Dans cet article de la revue Octave paru en janvier 2026, il est question de performances toujours plus importantes dans le monde de l’ultra. J’y évoque le succès de cette pratique, l’importance des réseaux sociaux, et notamment de Strava dans ce nouveau rapport aux autres, ainsi que les risques et limites de l’ultra-trail.

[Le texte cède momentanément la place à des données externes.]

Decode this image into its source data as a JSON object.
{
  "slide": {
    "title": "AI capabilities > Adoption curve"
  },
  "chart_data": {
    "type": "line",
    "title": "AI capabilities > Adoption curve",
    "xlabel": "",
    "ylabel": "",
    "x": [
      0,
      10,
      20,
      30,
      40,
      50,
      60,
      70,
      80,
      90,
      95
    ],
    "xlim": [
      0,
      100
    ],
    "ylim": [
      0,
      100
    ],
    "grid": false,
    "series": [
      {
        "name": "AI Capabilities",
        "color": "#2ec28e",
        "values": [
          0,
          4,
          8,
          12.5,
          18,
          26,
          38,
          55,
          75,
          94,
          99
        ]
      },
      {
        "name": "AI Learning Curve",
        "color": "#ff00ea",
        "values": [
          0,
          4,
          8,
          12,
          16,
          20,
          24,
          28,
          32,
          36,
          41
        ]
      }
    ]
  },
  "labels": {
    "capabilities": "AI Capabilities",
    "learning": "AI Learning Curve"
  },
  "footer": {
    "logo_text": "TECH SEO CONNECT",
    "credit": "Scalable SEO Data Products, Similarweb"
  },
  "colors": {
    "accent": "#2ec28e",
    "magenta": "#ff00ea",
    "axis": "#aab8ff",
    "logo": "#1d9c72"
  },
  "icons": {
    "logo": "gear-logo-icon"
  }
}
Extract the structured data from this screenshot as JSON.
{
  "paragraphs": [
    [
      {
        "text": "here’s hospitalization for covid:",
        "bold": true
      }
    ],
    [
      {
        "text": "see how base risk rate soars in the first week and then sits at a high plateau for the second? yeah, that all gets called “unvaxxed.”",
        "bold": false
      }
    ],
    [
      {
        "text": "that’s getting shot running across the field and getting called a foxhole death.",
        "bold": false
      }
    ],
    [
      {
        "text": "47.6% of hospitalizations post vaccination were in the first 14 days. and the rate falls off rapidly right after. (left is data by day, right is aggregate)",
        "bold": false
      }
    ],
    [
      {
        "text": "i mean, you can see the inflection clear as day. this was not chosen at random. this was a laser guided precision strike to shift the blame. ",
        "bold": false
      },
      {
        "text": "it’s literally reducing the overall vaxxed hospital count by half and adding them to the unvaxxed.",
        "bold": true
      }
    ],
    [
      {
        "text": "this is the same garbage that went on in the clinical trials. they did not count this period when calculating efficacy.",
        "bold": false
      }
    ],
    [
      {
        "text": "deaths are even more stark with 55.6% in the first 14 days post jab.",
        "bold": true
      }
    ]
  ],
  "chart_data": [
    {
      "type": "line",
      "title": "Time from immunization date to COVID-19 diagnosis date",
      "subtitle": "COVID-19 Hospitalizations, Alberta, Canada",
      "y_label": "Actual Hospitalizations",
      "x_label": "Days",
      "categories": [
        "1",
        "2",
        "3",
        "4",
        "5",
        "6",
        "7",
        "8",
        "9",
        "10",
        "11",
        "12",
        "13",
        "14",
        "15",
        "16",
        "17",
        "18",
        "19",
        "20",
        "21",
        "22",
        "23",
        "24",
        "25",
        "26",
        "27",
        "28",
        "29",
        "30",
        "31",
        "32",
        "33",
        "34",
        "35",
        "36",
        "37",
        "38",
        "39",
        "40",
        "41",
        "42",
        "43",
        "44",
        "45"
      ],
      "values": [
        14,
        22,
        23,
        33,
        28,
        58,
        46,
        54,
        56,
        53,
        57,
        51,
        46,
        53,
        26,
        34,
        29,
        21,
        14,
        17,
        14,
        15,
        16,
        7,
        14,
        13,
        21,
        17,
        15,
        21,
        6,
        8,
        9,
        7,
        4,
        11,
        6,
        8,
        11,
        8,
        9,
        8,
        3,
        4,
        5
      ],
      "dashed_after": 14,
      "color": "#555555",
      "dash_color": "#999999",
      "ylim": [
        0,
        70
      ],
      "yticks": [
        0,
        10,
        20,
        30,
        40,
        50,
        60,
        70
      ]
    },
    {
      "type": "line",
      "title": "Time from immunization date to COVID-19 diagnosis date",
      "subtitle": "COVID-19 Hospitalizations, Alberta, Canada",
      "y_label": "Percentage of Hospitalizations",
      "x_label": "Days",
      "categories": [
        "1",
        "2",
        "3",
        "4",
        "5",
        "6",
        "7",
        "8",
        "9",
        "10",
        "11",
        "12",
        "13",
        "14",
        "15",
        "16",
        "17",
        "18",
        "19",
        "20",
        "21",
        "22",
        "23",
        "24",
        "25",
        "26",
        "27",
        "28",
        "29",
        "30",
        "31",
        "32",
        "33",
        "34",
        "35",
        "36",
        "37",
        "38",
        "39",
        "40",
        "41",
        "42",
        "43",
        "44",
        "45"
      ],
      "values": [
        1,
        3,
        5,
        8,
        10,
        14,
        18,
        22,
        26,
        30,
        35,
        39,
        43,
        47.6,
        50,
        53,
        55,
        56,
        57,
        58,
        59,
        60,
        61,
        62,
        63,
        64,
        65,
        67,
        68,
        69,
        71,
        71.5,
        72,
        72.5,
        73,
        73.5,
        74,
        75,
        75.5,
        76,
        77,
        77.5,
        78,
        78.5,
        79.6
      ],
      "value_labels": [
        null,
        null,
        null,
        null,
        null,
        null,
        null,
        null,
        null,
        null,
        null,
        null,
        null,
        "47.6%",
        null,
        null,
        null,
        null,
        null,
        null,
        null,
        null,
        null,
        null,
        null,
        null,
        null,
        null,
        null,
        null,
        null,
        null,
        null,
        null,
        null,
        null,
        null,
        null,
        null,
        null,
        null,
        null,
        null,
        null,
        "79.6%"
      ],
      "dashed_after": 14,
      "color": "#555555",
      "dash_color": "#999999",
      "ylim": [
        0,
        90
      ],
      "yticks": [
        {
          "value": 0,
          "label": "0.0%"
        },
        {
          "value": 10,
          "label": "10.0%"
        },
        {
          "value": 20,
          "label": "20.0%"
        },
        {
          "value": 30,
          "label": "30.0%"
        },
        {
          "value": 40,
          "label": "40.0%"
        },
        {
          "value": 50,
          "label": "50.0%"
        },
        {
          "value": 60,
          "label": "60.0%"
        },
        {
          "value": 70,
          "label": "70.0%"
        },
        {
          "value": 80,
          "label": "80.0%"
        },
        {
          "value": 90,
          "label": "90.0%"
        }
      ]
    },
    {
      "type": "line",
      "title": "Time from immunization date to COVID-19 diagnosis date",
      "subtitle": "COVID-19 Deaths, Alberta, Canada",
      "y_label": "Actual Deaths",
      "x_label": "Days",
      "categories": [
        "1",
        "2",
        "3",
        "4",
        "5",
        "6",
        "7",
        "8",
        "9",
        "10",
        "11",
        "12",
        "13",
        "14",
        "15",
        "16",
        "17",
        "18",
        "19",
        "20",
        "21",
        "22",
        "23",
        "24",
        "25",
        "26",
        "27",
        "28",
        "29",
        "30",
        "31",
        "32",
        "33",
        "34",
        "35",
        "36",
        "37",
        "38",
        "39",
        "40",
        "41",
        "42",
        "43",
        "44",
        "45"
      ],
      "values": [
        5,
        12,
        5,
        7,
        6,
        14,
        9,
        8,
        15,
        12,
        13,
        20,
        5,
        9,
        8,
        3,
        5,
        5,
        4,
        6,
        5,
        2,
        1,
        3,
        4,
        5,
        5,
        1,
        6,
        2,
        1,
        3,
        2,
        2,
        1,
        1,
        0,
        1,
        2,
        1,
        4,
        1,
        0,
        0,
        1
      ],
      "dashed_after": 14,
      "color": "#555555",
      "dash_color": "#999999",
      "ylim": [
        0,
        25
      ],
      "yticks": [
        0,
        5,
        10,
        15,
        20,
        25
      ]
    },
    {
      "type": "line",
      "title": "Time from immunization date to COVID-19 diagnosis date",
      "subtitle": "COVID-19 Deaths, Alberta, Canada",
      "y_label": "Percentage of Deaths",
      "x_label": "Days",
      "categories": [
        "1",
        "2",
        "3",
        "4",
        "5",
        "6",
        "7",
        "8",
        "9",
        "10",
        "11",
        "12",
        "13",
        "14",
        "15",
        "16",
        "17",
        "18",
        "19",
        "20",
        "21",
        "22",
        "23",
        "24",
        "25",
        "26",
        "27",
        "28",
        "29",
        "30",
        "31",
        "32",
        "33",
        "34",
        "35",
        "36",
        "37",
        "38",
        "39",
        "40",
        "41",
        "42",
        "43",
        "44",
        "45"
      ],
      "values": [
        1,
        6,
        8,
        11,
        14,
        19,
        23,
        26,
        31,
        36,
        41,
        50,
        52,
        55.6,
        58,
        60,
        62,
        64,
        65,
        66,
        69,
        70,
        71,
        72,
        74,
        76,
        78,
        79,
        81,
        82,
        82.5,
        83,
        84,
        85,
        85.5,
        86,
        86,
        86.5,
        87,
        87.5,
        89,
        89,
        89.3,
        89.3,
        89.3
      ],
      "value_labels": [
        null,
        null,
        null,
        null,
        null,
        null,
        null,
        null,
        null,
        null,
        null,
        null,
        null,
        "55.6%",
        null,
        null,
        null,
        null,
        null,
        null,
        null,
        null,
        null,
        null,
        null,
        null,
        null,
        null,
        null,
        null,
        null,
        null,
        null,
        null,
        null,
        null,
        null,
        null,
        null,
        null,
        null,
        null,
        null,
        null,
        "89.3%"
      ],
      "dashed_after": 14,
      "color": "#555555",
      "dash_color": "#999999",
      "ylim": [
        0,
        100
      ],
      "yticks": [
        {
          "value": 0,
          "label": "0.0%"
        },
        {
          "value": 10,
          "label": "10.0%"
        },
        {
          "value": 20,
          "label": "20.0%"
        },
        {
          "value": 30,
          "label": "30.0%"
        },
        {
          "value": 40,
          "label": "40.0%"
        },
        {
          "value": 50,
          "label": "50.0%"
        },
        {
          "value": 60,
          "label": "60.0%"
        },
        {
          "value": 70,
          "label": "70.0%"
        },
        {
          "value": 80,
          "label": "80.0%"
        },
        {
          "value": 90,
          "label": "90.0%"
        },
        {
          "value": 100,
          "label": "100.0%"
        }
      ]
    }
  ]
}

Dans un monde où on recherche une intensification de son mode de vie, l’ultra-trail répond à cette quête de performances. Dans ce que j’appelle « l’illimitisme », les coureurs explorent leurs limites en allant toujours plus loin, toujours plus vite, en étant toujours plus fort…
Le « rapport à soi » devient « rapport aux autres », les coureurs affichent et comparent leurs résultats via des application comme Strava ou sur les réseaux sociaux, redoublant ainsi le sens donné à leurs performances. Parallèlement, les événements organisés autour du trail deviennent des lieux de socialisation, on court « avec » et non plus « contre ».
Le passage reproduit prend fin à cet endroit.